Les principaux atouts de l’impression offset :
- Rendu colorimétrique exceptionnel, encres Pantone et quadrichromie maîtrisées
- Compatible avec une très large gamme de papiers et de grammages
- Vitesses de production élevées sur les presses rotatives
- Impression possible sur papier, carton, polymère et métal
- Conformité à la norme ISO 12647 pour une colorimétrie parfaite
Côté faiblesses. La fabrication des plaques représente un coût fixe non négligeable. Le séchage chimique par oxydo-polymérisation peut prendre de 8 à 24 heures selon les conditions. Les plaques restent fragiles, sensibles aux rayures, et les corrections sur plaque sont particulièrement ingrates. Surtout, contrairement au numérique, chaque exemplaire est identique : aucune personnalisation document par document n’est possible.
L’impression numérique, apparue dans les années 80 avec la PAO, répond à d’autres besoins. Elle fonctionne par laser ou jet d’encre, avec un séchage quasi immédiat et des prix attractifs sur les petites séries. Elle ne propose d’un autre côté que la quadrichromie, avec un choix de papiers plus restreint.
Du séchage à la finition : ce qui se passe après l’impression
Le séchage de l’encre offset ne se résume pas à « laisser sécher ». Quatre techniques coexistent, chacune adaptée à un contexte précis. Le séchage physique par infiltration (coldset) convient aux papiers journaux : le véhicule de l’encre pénètre dans le support par capillarité, ce qui explique l’encre qui tache les doigts au contact d’un quotidien. Le séchage par évaporation, utilisé sur les presses rotatives heatset, chauffe les fours entre 100°C et 200°C ; seuls 10% à 20% du véhicule s’infiltrent, le reste s’évapore. Le séchage mixte, lui, combine infiltration et oxydo-polymérisation avec des sécheurs infrarouges : efficace, mais énergivore (10 à 20 kW par groupe, avec un rendement de seulement 60%). Le séchage UV, enfin, polymérise l’encre sous rayonnement ultraviolet en quelques fractions de seconde, produisant un film extrêmement résistant, prisé pour l’emballage et les supports peu poreux.
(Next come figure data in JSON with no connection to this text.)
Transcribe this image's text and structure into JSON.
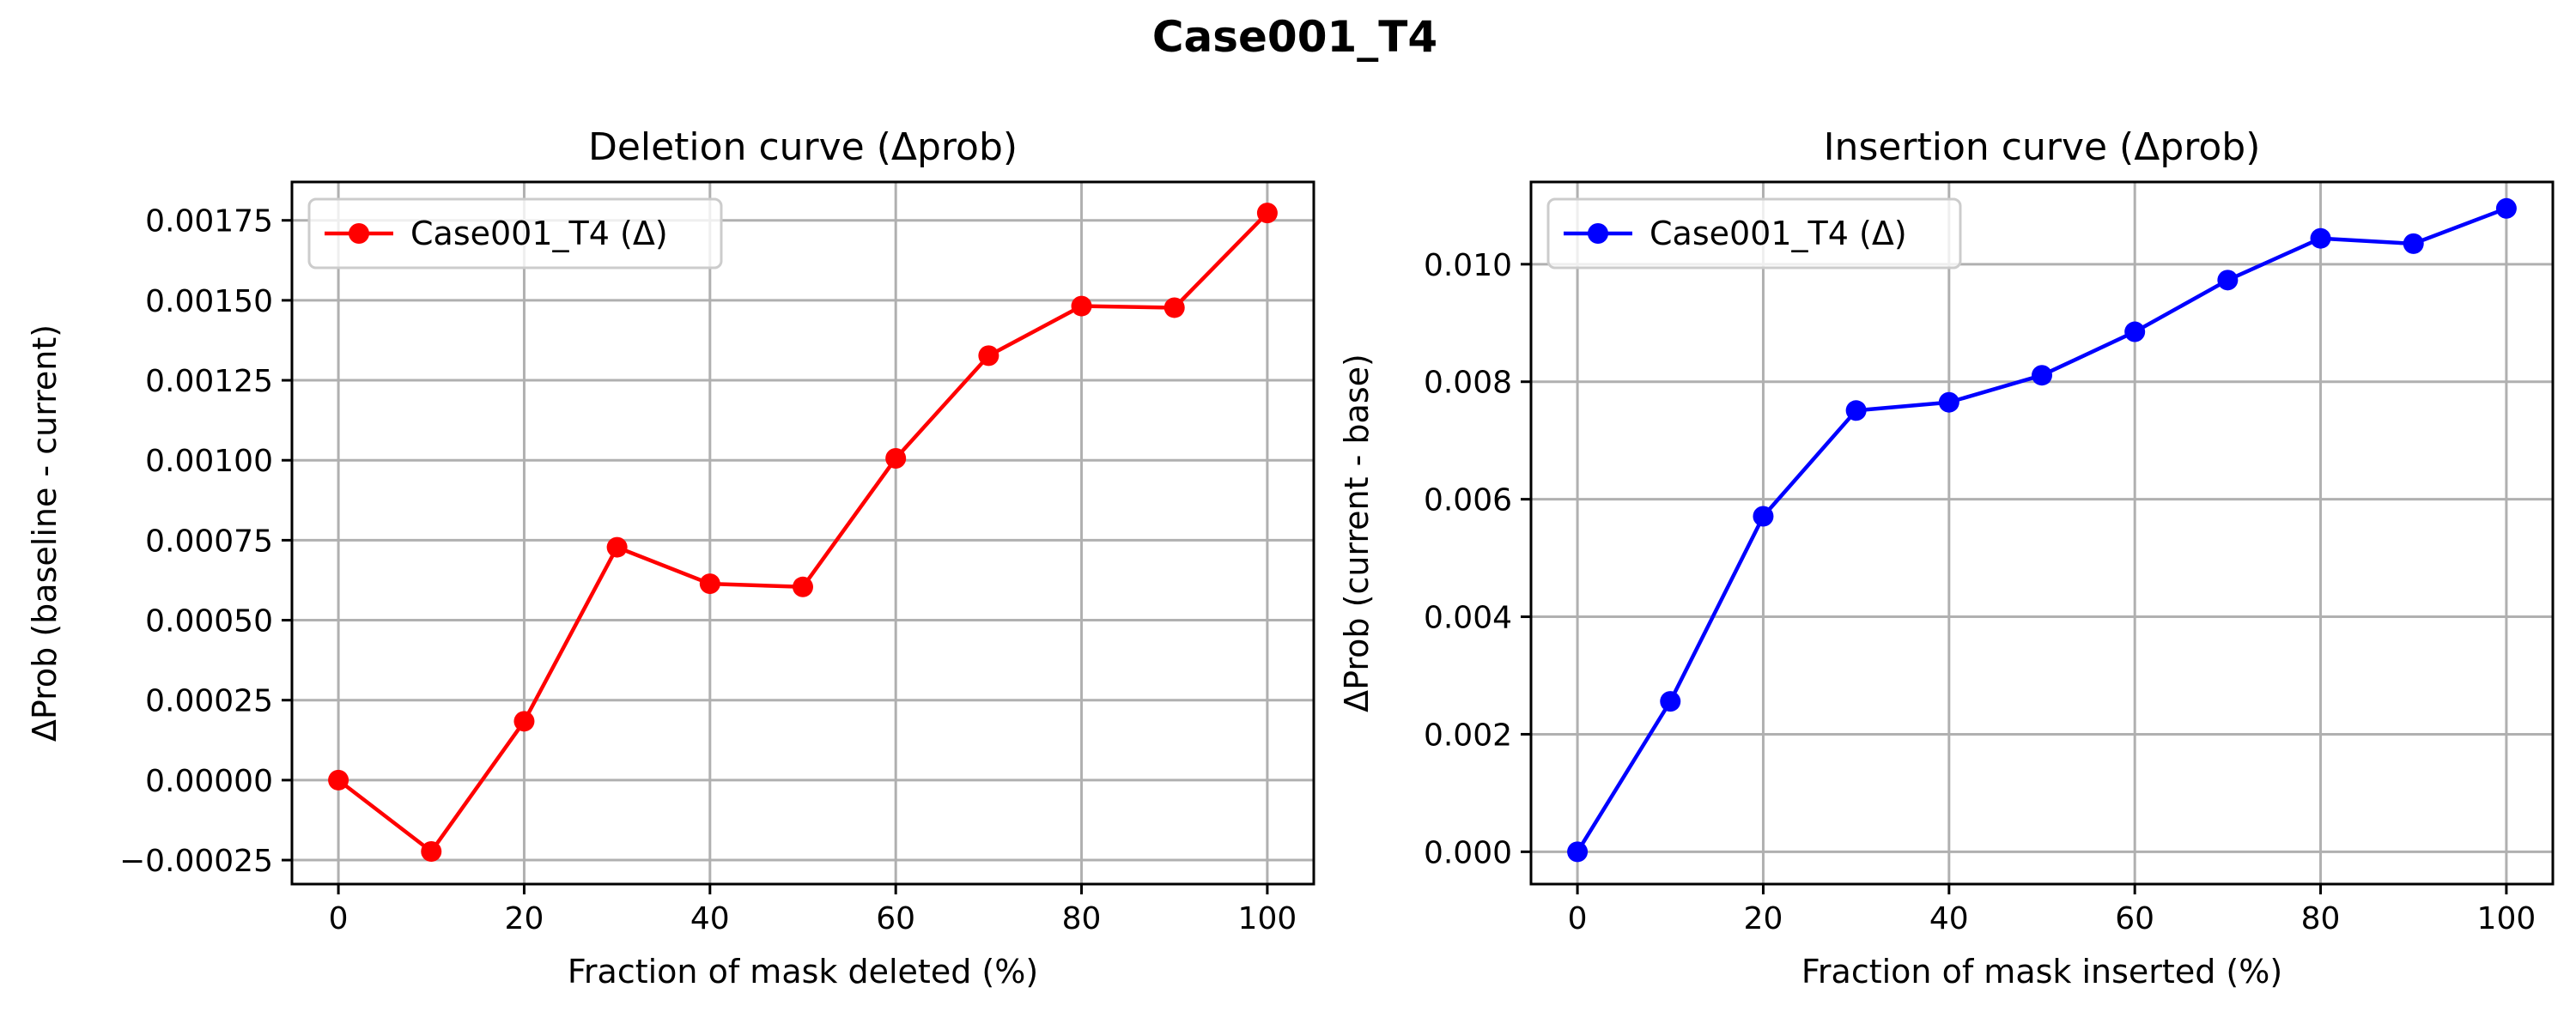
{
  "figure": {
    "title": "Case001_T4"
  },
  "chart_data": [
    {
      "type": "line",
      "title": "Deletion curve (Δprob)",
      "xlabel": "Fraction of mask deleted (%)",
      "ylabel": "ΔProb (baseline - current)",
      "xlim": [
        -5,
        105
      ],
      "ylim": [
        -0.000325,
        0.00187
      ],
      "xticks": [
        0,
        20,
        40,
        60,
        80,
        100
      ],
      "xtick_labels": [
        "0",
        "20",
        "40",
        "60",
        "80",
        "100"
      ],
      "yticks": [
        -0.00025,
        0,
        0.00025,
        0.0005,
        0.00075,
        0.001,
        0.00125,
        0.0015,
        0.00175
      ],
      "ytick_labels": [
        "−0.00025",
        "0.00000",
        "0.00025",
        "0.00050",
        "0.00075",
        "0.00100",
        "0.00125",
        "0.00150",
        "0.00175"
      ],
      "grid": true,
      "legend_position": "top-left",
      "series": [
        {
          "name": "Case001_T4 (Δ)",
          "color": "#ff0000",
          "marker": "circle",
          "x": [
            0,
            10,
            20,
            30,
            40,
            50,
            60,
            70,
            80,
            90,
            100
          ],
          "y": [
            0.0,
            -0.000223,
            0.000184,
            0.000728,
            0.000614,
            0.000604,
            0.001006,
            0.001327,
            0.001482,
            0.001477,
            0.001773
          ]
        }
      ]
    },
    {
      "type": "line",
      "title": "Insertion curve (Δprob)",
      "xlabel": "Fraction of mask inserted (%)",
      "ylabel": "ΔProb (current - base)",
      "xlim": [
        -5,
        105
      ],
      "ylim": [
        -0.00055,
        0.0114
      ],
      "xticks": [
        0,
        20,
        40,
        60,
        80,
        100
      ],
      "xtick_labels": [
        "0",
        "20",
        "40",
        "60",
        "80",
        "100"
      ],
      "yticks": [
        0,
        0.002,
        0.004,
        0.006,
        0.008,
        0.01
      ],
      "ytick_labels": [
        "0.000",
        "0.002",
        "0.004",
        "0.006",
        "0.008",
        "0.010"
      ],
      "grid": true,
      "legend_position": "top-left",
      "series": [
        {
          "name": "Case001_T4 (Δ)",
          "color": "#0000ff",
          "marker": "circle",
          "x": [
            0,
            10,
            20,
            30,
            40,
            50,
            60,
            70,
            80,
            90,
            100
          ],
          "y": [
            0.0,
            0.00256,
            0.00571,
            0.00751,
            0.00765,
            0.00811,
            0.00885,
            0.00973,
            0.01044,
            0.01035,
            0.01095
          ]
        }
      ]
    }
  ]
}
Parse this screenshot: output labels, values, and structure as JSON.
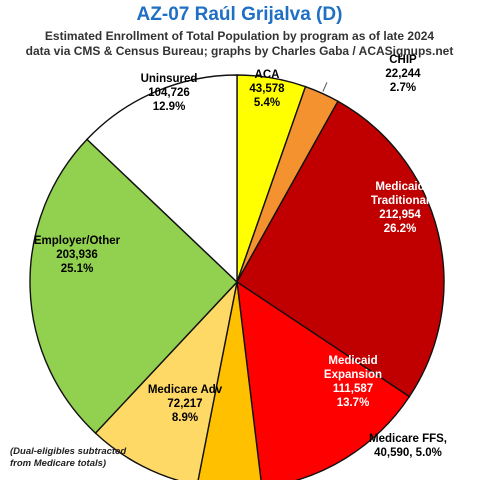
{
  "chart_data": {
    "type": "pie",
    "title": "AZ-07 Raúl Grijalva (D)",
    "subtitle_lines": [
      "Estimated Enrollment of Total Population by program as of late 2024",
      "data via CMS & Census Bureau; graphs by Charles Gaba / ACASignups.net"
    ],
    "footnote_lines": [
      "(Dual-eligibles subtracted",
      "from Medicare totals)"
    ],
    "slices": [
      {
        "label_lines": [
          "ACA",
          "43,578",
          "5.4%"
        ],
        "value": 43578,
        "percent": 5.4,
        "color": "#ffff00",
        "text_color": "#000000"
      },
      {
        "label_lines": [
          "CHIP",
          "22,244",
          "2.7%"
        ],
        "value": 22244,
        "percent": 2.7,
        "color": "#f4922f",
        "text_color": "#000000"
      },
      {
        "label_lines": [
          "Medicaid",
          "Traditional",
          "212,954",
          "26.2%"
        ],
        "value": 212954,
        "percent": 26.2,
        "color": "#c00000",
        "text_color": "#ffffff"
      },
      {
        "label_lines": [
          "Medicaid",
          "Expansion",
          "111,587",
          "13.7%"
        ],
        "value": 111587,
        "percent": 13.7,
        "color": "#ff0000",
        "text_color": "#ffffff"
      },
      {
        "label_lines": [
          "Medicare FFS,",
          "40,590, 5.0%"
        ],
        "value": 40590,
        "percent": 5.0,
        "color": "#ffc000",
        "text_color": "#000000"
      },
      {
        "label_lines": [
          "Medicare Adv",
          "72,217",
          "8.9%"
        ],
        "value": 72217,
        "percent": 8.9,
        "color": "#ffd966",
        "text_color": "#000000"
      },
      {
        "label_lines": [
          "Employer/Other",
          "203,936",
          "25.1%"
        ],
        "value": 203936,
        "percent": 25.1,
        "color": "#92d050",
        "text_color": "#000000"
      },
      {
        "label_lines": [
          "Uninsured",
          "104,726",
          "12.9%"
        ],
        "value": 104726,
        "percent": 12.9,
        "color": "#ffffff",
        "text_color": "#000000"
      }
    ]
  }
}
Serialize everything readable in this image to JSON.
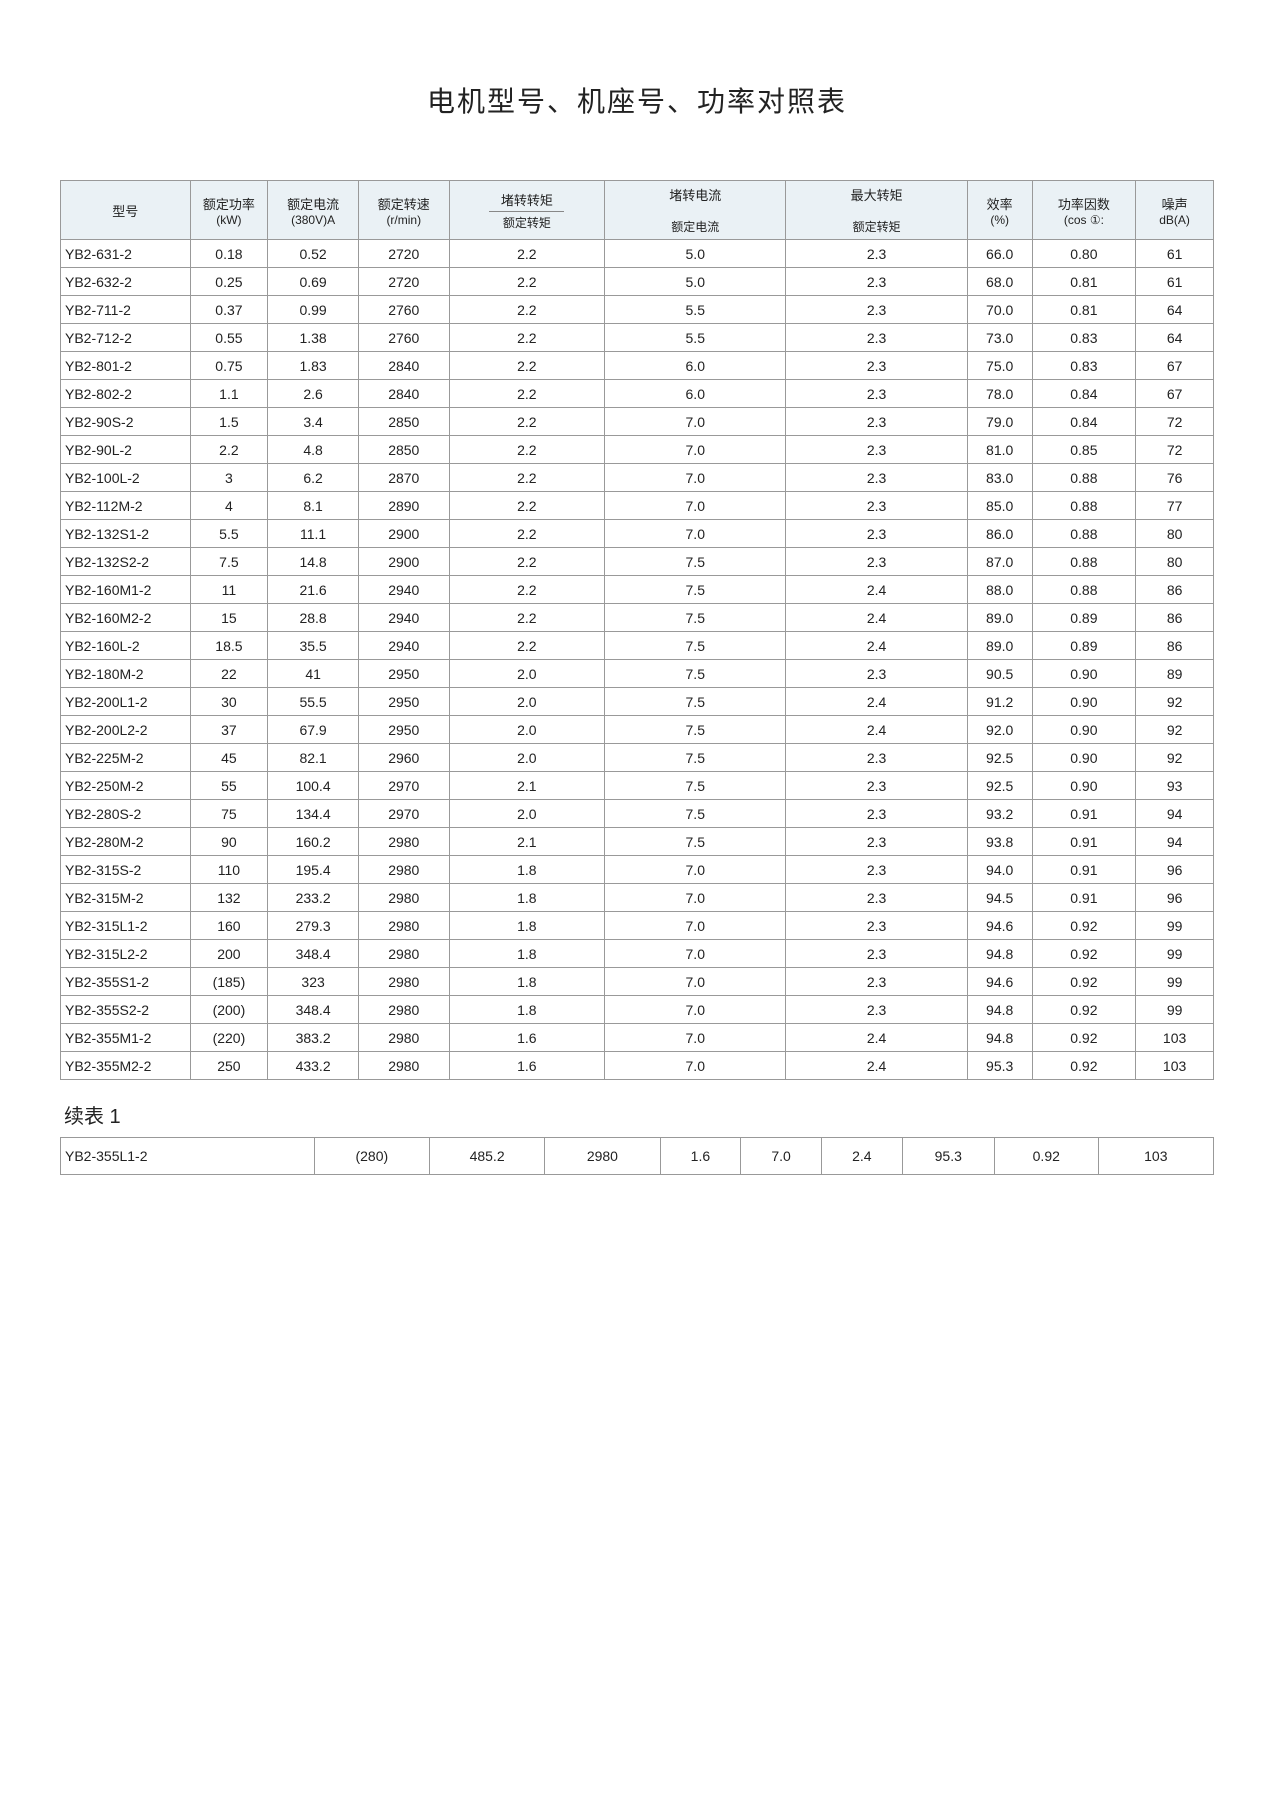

La phase de post-presse comprend la découpe, le pliage, la reliure, mais aussi des finitions comme le pelliculage, le vernissage ou le laminage. Ces opérations valorisent le travail d’impression et constituent souvent ce qui fait la différence sur le produit fini.
Une attention croissante se porte aussi sur la dimension environnementale. Les labels PEFC, FSC et Imprim’Vert encadrent les pratiques des imprimeurs : gestion responsable des forêts pour les papiers, traitement des déchets dangereux, réduction des émissions. Choisir un prestataire certifié, c’est s’assurer que la qualité d’impression ne se fait pas au détriment d’une production responsable. Pour tout projet dépassant quelques centaines d’exemplaires, c’est un critère à intégrer dès la consultation.